LA polémica de los lazos amarillos ha sacudido la mortecina actividad política de precampaña. Un debate estéril y cansino. En Euskadi sabemos de eso. Me dirán que no es lo mismo -y no lo es- pero aquí también hubo su polémica de los lazos (azules, en este caso) y pancartas (Bakea behar dugu) que colgaban en las fachadas de las instituciones vascas. También en periodos electorales, por cierto. Y habría que recordar a algunos que ha habido intentos (por ejemplo desde el PP) de resucitar ese símbolo de la lucha contra ETA y en favor de la libertad de los secuestrados, como en 2007, por cierto a dos meses y medio de unas elecciones con el objetivo de afear al Gobierno de Zapatero la puesta en libertad de un preso gravemente enfermo. Y ahora se llaman andanas.

La polémica de los lazos amarillos es recurrente y adquiere picos de notoriedad a gusto de sus detractores. La cuestión que está encima de la mesa es una reproducción a escala de todo el procés. A saber: la soberanía, el derecho a decidir sobre las instituciones propias, la extraña controversia sobre la preeminencia de la ley y el sometimiento de todas las instituciones y sus representantes a la legalidad vigente o la primacía de la democracia y la voluntad popular, la obediencia al poder judicial y su interpretación de la ley... Nada nuevo bajo el sol, salvo -es justo reconocerlo- la imaginación y agudeza sobre cómo sortear los requerimientos, cómo poner lazos blancos en lugar de amarillos, y la contundencia de la respuesta de la Junta Electoral enviando a Quim Torra a la Fiscalía y ordenando a los Mossos que retiren todos los símbolos.

Pero, sobre todo, este gran lío con los lazos y las esteladas viene a revelar que son el símbolo de una extraordinaria anomalía, de una situación de excepción que se está viviendo en Catalunya y en cuyo tenso clima se van a desarrollar las elecciones generales y luego las municipales y europeas. Con candidatos en prisión y en el exilio. Con un juicio a los líderes -muchos, también candidatos- independentistas, con su retahíla de declaraciones de testigos de más que cuestionable neutralidad y un acusador que representa a un partido que concurre a las elecciones frente a quienes están en el banquillo y a los que acusa de violencia mientras propaga que se puedan portar armas, recluta militares franquistas, ficha a negacionistas y se ríe de la ley de memoria y de las víctimas.

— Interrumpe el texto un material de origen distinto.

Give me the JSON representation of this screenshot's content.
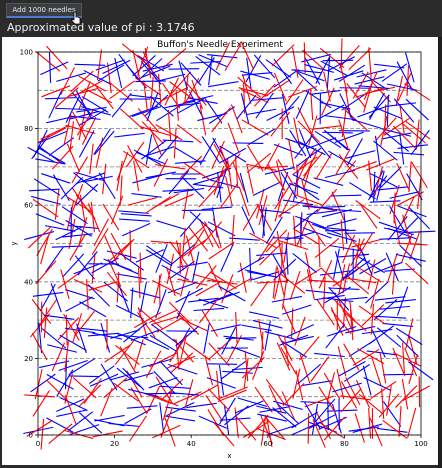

Nadie está libre de culpa. La caza a lazo es una actividad de furtivos, tan ilegal como lucrativa para los desalmados que la utilizan. Tan cruel como efectiva.

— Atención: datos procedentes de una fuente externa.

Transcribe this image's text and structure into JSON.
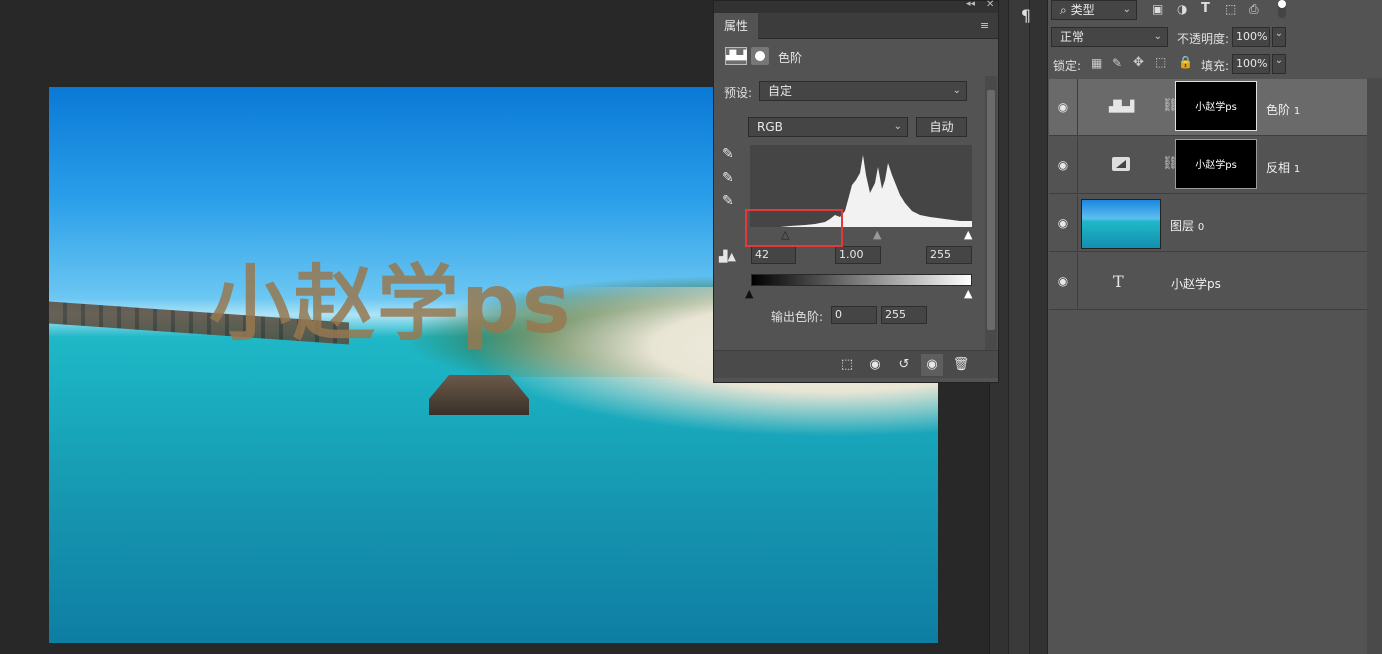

No es de extrañar, pues, que en esta asfixiante atmósfera en Catalunya, todo gire en torno a Catalunya, incluso los comicios europeos. Imposible sustraerse a esa realidad. De ahí que la coalición del PDeCAT con el PNV fuese un imposible, aún más con la actitud de Carles Puigdemont, que tampoco le hace ascos a la caza a lazo. Habrá mas, muchos más, microchoques de trenes.